Let $Z_k(G)$ denote the $k^{th}$ member of the Upper central series (?) of $G$: $Z_1(G) = Z(G)$ is the center and $Z_k(G)/Z_{k-1}(G)$ is the center of $G/Z_{k-1}(G)$ for all $k$. By definition of nilpotence class, $Z_c(G) = G$.

We can find a $G$ with the property that for any $k \le c$, the upper central series of $Z_k(G)$ is precisely the first $k$ terms of the upper central series of $G$. In particular, we can find a $G$ with the property that each $Z_k(G)$ has nilpotence class precisely $k$: in other words, it is not a group of class $k - 1$.

## Related facts

The corresponding statement is not true for the lower central series. Some related facts:

## Proof

Further information: Faithful semidirect product of cyclic p-groups

Let $p$ be an odd prime.

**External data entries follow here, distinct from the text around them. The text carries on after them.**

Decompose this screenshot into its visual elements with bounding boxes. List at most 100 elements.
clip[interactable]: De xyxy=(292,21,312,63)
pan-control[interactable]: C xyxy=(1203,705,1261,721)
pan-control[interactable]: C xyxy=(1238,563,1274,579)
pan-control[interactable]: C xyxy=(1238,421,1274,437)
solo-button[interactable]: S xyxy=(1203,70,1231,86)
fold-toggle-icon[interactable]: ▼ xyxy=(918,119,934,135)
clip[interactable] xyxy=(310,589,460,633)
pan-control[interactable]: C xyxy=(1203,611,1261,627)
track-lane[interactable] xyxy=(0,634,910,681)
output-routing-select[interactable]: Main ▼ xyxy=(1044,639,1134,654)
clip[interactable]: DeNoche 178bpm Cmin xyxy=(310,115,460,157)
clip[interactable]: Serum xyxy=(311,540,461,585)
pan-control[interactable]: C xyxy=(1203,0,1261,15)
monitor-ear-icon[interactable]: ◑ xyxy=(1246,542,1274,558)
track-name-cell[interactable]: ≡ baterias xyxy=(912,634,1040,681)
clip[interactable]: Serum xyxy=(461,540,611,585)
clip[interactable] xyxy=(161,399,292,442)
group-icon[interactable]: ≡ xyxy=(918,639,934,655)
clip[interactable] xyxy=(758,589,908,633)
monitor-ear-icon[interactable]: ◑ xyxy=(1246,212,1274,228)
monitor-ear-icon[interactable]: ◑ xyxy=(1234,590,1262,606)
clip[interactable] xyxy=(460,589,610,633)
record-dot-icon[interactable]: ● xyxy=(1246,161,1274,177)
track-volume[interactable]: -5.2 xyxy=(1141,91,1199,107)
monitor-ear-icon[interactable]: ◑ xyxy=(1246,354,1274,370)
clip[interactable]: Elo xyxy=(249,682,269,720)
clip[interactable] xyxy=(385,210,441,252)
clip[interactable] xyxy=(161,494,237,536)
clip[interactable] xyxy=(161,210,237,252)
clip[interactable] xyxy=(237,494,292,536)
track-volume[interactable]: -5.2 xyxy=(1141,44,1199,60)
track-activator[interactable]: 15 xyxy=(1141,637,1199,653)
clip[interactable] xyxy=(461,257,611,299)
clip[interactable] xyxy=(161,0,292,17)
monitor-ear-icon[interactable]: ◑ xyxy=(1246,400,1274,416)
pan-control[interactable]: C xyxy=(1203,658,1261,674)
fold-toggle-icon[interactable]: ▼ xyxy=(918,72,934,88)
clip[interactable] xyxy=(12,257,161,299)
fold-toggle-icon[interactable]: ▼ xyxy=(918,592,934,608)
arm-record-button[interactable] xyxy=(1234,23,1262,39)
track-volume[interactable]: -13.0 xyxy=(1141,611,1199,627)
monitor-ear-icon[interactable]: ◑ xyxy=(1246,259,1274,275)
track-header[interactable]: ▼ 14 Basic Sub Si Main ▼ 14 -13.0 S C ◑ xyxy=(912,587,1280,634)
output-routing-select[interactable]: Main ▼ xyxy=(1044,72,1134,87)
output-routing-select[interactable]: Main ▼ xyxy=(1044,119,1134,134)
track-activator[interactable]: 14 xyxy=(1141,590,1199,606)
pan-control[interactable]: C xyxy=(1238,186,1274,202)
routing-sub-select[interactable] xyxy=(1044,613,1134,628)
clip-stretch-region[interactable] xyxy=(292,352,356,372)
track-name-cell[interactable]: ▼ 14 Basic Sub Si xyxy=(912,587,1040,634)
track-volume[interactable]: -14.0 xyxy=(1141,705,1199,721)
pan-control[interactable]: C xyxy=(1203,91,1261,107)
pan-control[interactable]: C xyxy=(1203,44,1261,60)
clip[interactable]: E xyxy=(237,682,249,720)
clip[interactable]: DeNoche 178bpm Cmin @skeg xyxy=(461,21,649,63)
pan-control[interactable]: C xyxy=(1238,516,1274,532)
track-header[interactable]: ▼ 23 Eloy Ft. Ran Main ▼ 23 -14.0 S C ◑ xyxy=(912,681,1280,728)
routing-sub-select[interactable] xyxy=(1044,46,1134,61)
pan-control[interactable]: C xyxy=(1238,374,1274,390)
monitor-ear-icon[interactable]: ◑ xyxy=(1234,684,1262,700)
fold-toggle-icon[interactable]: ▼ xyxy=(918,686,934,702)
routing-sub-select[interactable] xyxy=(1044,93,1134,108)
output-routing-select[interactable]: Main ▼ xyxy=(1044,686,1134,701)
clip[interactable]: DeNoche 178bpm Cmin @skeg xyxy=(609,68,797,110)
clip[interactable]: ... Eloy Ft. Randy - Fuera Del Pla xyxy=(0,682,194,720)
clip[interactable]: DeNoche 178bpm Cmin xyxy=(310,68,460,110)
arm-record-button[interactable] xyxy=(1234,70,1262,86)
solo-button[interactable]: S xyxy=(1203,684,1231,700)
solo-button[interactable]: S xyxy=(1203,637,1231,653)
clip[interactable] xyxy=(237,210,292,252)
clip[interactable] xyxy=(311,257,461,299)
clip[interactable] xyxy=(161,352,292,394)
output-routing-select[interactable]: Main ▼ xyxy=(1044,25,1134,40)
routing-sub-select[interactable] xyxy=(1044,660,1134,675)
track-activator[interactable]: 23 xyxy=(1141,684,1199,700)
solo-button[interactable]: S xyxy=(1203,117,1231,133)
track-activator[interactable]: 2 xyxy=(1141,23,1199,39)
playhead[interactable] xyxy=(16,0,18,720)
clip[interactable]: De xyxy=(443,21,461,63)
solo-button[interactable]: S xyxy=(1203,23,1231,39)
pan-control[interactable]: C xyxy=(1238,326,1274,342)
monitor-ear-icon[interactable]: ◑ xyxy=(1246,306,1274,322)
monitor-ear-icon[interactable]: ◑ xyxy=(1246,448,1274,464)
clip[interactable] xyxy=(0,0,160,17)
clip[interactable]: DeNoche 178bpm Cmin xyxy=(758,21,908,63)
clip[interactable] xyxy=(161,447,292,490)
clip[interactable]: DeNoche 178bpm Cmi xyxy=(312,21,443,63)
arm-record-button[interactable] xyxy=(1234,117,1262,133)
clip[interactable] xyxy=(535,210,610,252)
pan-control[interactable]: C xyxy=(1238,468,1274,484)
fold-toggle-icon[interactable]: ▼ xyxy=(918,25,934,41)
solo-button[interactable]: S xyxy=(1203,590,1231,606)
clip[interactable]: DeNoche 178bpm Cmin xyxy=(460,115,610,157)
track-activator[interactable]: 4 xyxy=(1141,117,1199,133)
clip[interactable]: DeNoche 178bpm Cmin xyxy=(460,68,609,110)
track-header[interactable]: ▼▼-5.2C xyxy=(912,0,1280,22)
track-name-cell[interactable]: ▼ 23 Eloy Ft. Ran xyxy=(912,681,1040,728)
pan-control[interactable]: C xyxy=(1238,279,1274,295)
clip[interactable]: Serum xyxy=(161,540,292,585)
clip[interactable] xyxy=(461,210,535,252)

Let $H$ be the cyclic group of order $p^c$, and $K$ be the cyclic group of order $p^{c-1}$. Consider the action of $K$ on $H$, where the generator acts via multiplication by $p + 1$. Let $G = H \rtimes K$ be the semidirect product.

The group $Z_k(G)$ in this case is isomorphic to the semidirect product of the cyclic group of order $p^k$ with the cyclic group of order $p^{k-1}$, with the generator acting via multiplication by $p + 1$. This tells us that the upper central series of $Z_k(G)$ is precisely the first $k$ terms of the upper central series of $G$, as required.